For any given piece of partially-identifying information (your name, your parent’s name, your date of birth, etc.), as long as you can find a way to hash it, you can add it to your bloom filter. Once you’ve added in a handful of such attributes, your boom filter should be in a pretty unique state (assuming it was setup appropriately), and you can simply use the bits in the bit array as your personal identifier.
One of the nice things about this is that your identifier is extensible. You can add as many attributes as you want in order to get a more specific identifier, without invalidating the less specific identifiers that are created from subsets of those attributes.
What’s more, adding more attributes to your identifier actually makes it easier for someone to determine your identifier. Or at least, an identifier that applies to you. That’s because you don’t just have one identifier, you actually have an identifier for each subset of attributes that are included in your ID. So a person doesn’t need to have complete knowledge of everything that was added to your ID, as long as they know enough about you to uniquely identify you, they can generate a unique identifier which will be contained by your complete ID.
But your identifier is also anonymous, in that it doesn’t reveal any information about you. Sure, if someone has your identifier and knows what your name is, they can check and see that your name is included in the identifier. But if they have your identifier and don’t know your name, they would need to guess your name and then check your identifier to see if they’re right.
I whipped up a quick proof of concept for this idea, and put it on bitbucket. It’s just a single python file, not well documented, and a lot of the underlying mechanisms are implemented very poorly. But it was really just to see how well it would work.

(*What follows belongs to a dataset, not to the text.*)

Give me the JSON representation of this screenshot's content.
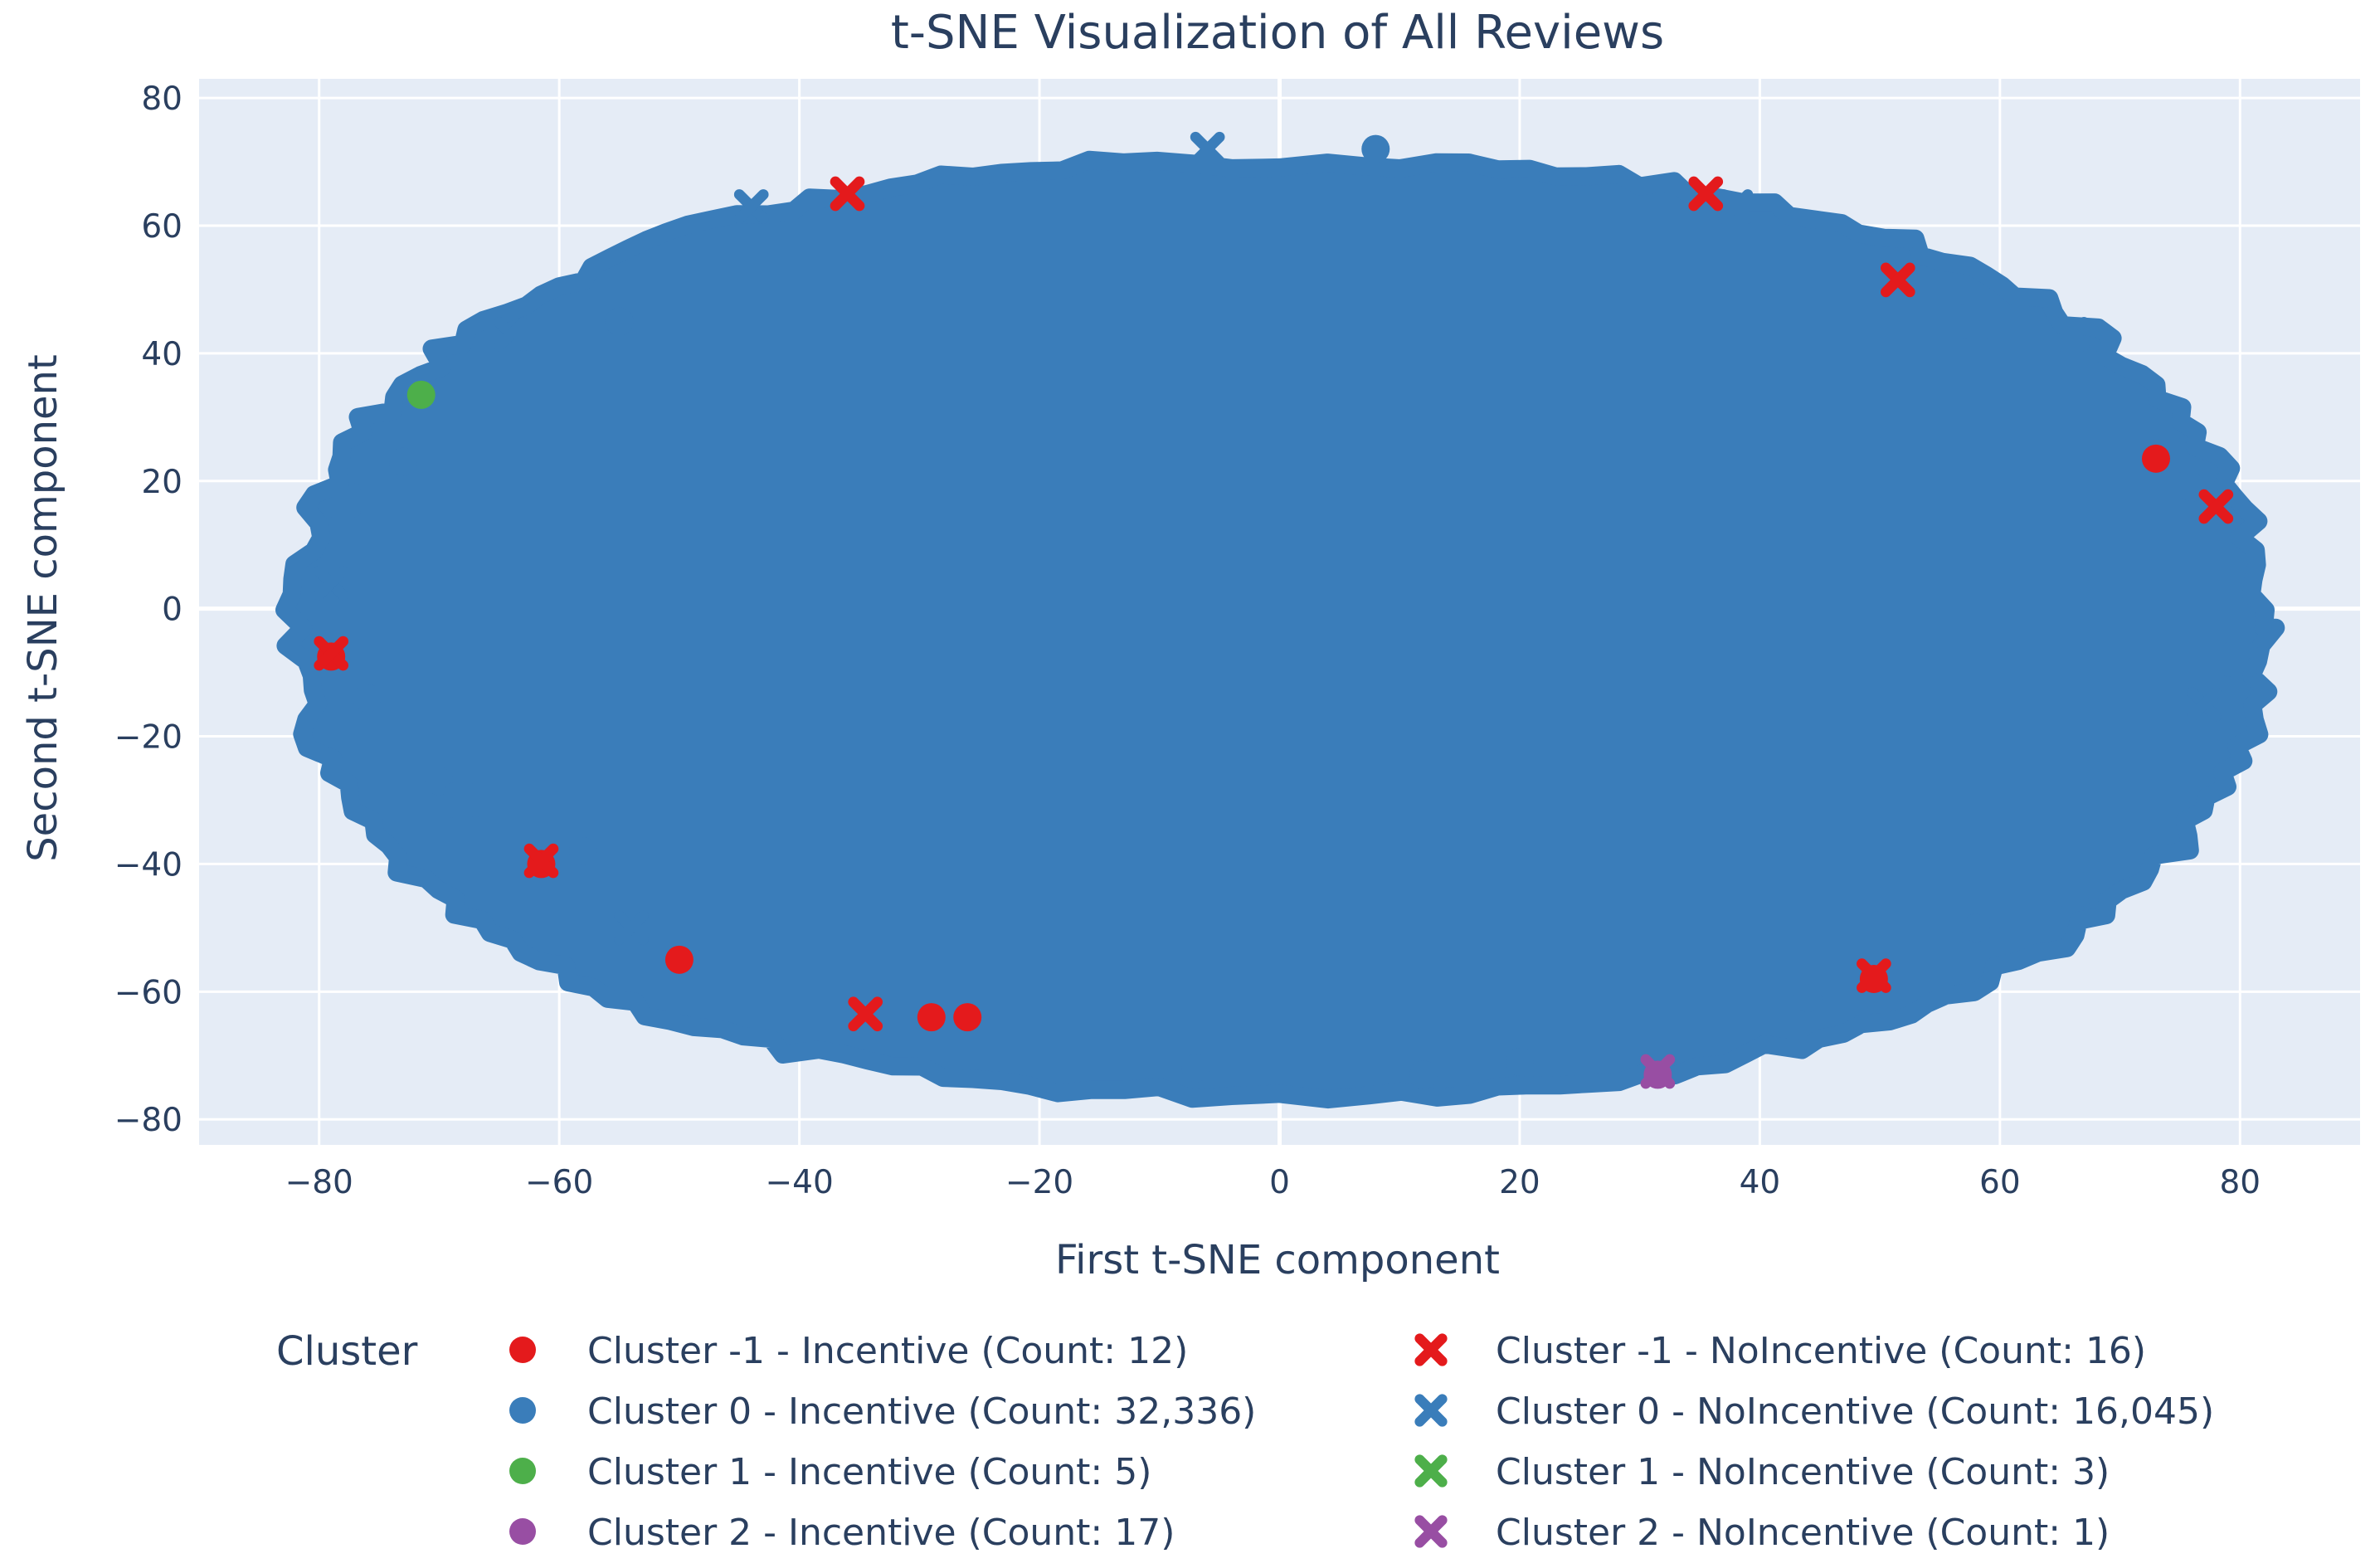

I used a five-hundred-twelve bit ID, using three hash functions. If I knew more about bloom filters, I could probably figure out the ideal number of hash functions, but this will suffice for a prototype. The hash functions perform over four-thousand iterations of SHA-512 which makes any kind of guess and check attack against the attributes in an identifier a lot slower than just a single hash.
I also put together a demo identifier for myself. I’m not sharing the attributes I put into it because some of it is personal information, but in base64, the identifier looks like this:
Out of the five-hundred-twelve bits, two-hundred-forty-one of them are set, which is a density of about forty-seven percent.

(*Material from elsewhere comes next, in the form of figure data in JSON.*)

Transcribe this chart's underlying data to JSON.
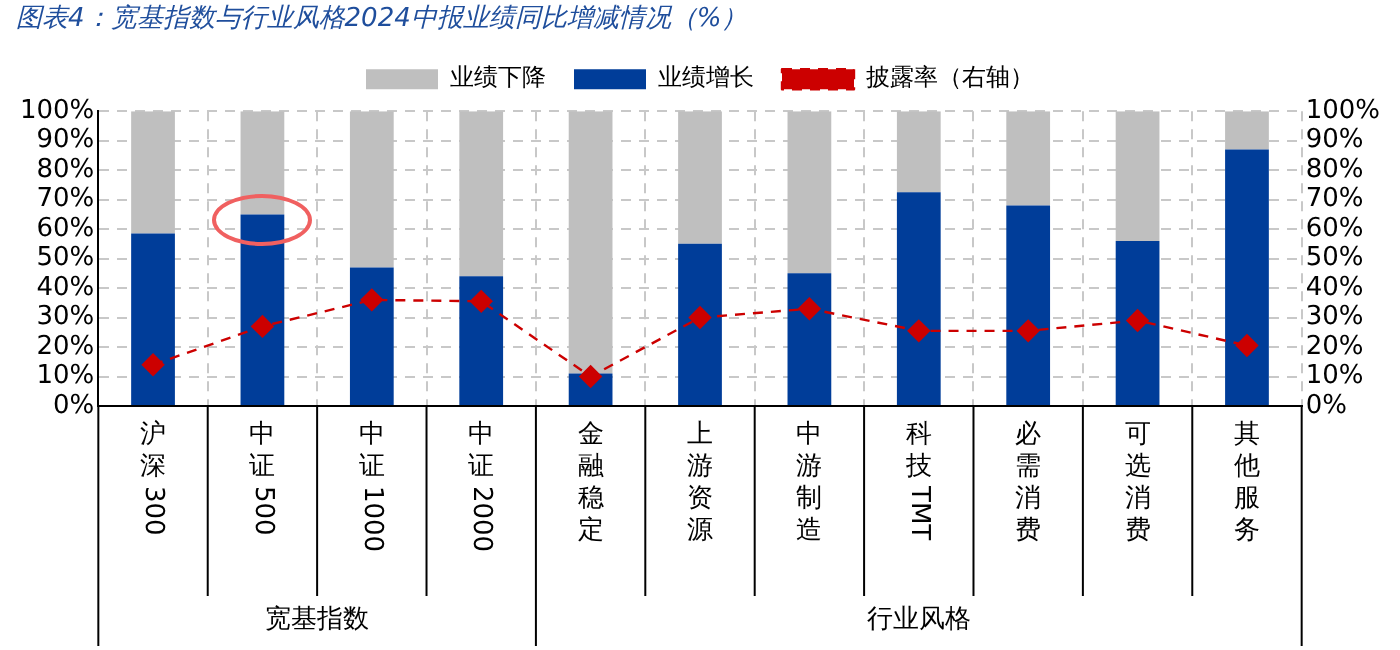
{
  "chart_data": {
    "type": "bar",
    "title": "图表4：宽基指数与行业风格2024中报业绩同比增减情况（%）",
    "categories": [
      "沪深300",
      "中证500",
      "中证1000",
      "中证2000",
      "金融稳定",
      "上游资源",
      "中游制造",
      "科技TMT",
      "必需消费",
      "可选消费",
      "其他服务"
    ],
    "stacked": true,
    "series": [
      {
        "name": "业绩增长",
        "color": "#003d99",
        "values": [
          58.5,
          65,
          47,
          44,
          11,
          55,
          45,
          72.5,
          68,
          56,
          87
        ]
      },
      {
        "name": "业绩下降",
        "color": "#bfbfbf",
        "values": [
          41.5,
          35,
          53,
          56,
          89,
          45,
          55,
          27.5,
          32,
          44,
          13
        ]
      },
      {
        "name": "披露率（右轴）",
        "type": "line",
        "axis": "y2",
        "color": "#cc0000",
        "marker": "diamond",
        "line_style": "dashed",
        "values": [
          14,
          27,
          36,
          35.5,
          10,
          30,
          33,
          25.5,
          25.5,
          29,
          20.5
        ]
      }
    ],
    "ylim": [
      0,
      100
    ],
    "yticks": [
      {
        "value": 0,
        "label": "0%"
      },
      {
        "value": 10,
        "label": "10%"
      },
      {
        "value": 20,
        "label": "20%"
      },
      {
        "value": 30,
        "label": "30%"
      },
      {
        "value": 40,
        "label": "40%"
      },
      {
        "value": 50,
        "label": "50%"
      },
      {
        "value": 60,
        "label": "60%"
      },
      {
        "value": 70,
        "label": "70%"
      },
      {
        "value": 80,
        "label": "80%"
      },
      {
        "value": 90,
        "label": "90%"
      },
      {
        "value": 100,
        "label": "100%"
      }
    ],
    "y2lim": [
      0,
      100
    ],
    "y2ticks": [
      {
        "value": 0,
        "label": "0%"
      },
      {
        "value": 10,
        "label": "10%"
      },
      {
        "value": 20,
        "label": "20%"
      },
      {
        "value": 30,
        "label": "30%"
      },
      {
        "value": 40,
        "label": "40%"
      },
      {
        "value": 50,
        "label": "50%"
      },
      {
        "value": 60,
        "label": "60%"
      },
      {
        "value": 70,
        "label": "70%"
      },
      {
        "value": 80,
        "label": "80%"
      },
      {
        "value": 90,
        "label": "90%"
      },
      {
        "value": 100,
        "label": "100%"
      }
    ],
    "grid": true,
    "legend": "top",
    "annotations": [
      "宽基指数",
      "行业风格"
    ]
  }
}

At first, that seemed like a lot. In the extreme case, if I filled up the entire array with set bits, then there’s only one identifier (0xFFFF…..F). But then I did the math, and it turns out there’s something like ten to the power of one-hundred-fifty-two ways for two-hundred-forty-one out of five-hundred-twelve bits to be set. That’s a lot of available identifiers!
For reference, that identifier includes both full and partial names for myself, my wife, my son, my two siblings, my parents, all four of my grandparents, and my wife’s parents, plus birthdays and locations for myself, my son, and my siblings. I think that’s plenty to uniquely identify me, but probably doesn’t provide a lot of alternative paths for finding me.
In the future, I’ll probably add some additional information, like places I’ve worked, schools I’ve attended, places I’ve lived, etc. Some other attributes, like people I’ve known, might have some interesting uses as well. And since I’ve still got a lot of overhead before I start getting into the realm of limited available identifiers, why not?
The more attributes you add to your identifier, the more likely your set will yield false positives. The more you add, the more bits are set, so the more likely that the bits corresponding to some other attribute will also be set by coincidence.
But that’s not actually a bad thing. Anybody who knows information about you can still confirm whether or not an identifier has that information (again, there are no false negatives), but somebody who is trying to guess information about you from your identifier is liable to come up with a bunch of false positives. They may find that my identifier “contains” the name “Brian”, but it may also “contain” the names “Fred”, “Tom”, “Susan”, and “Bangalor-3 of the Trogdorth Empire”.